Oxford Quantum Circuits (OQC), a start-up from the University of Oxford, is innovating in the field of superconducting quantum.
Leading superconducting quantum systems are usually built on a two-dimensional plane, but the researchers at OQC use three-dimensional architecture.
Usually, increasing the number of qubits means increasing the wiring – and on a 2D level, this carries a higher risk of generating ambient noise that can damage the quality of the system.
OQC’s 3D system removes the control and measurement wiring from the place.
According to OQC, the superconducting quantum processor becomes a more flexible and technical system by the off-chip integration of important components.
Under the name “Coaxmon,” this new design approach ultimately has the potential to simplify the number of qubits on the processor without losing consistency, the company said.
The 3D architecture makes it possible to increase the number of qubits on the processor without having to resort to detailed manufacturing steps for additional wiring and without running the risk of reducing the coherence of the system.

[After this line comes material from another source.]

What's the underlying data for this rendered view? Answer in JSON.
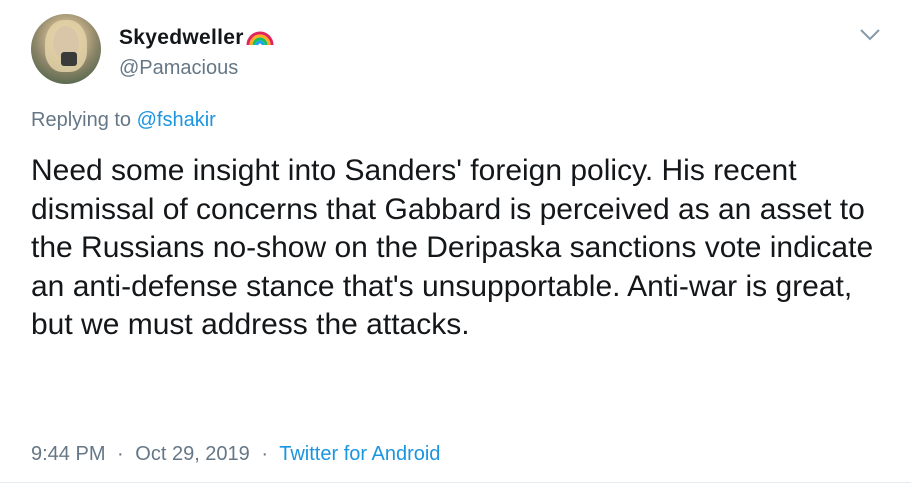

As a spin-out from Oxford University, OQC had developed largely in the context of university laboratories, which proved to be cheaper and focused on proving the basics of technology.
Last year, however, OQC built and opened its own quantum laboratory with the essentials needed to develop a quantum system.
The long-term goal is to build a universal, fault-tolerant quantum computer – a goal similar to that of the largest tech giants now developing quantum technologies.
OQC has now invited companies to join the company’s beta list to test how they can experiment with new quantum approaches, but with only four qubits, the range of potential applications will remain very narrow.
A long-term partnership with software company Riverlane is also in the works. The latter already uses the quantum computer from OQC to operate a chemical simulation algorithm called alpha-VQE.
The two companies have also worked together to develop a quantum operating system, Deltaflow.OS, that would allow the same quantum software to run on different types of quantum computing hardware.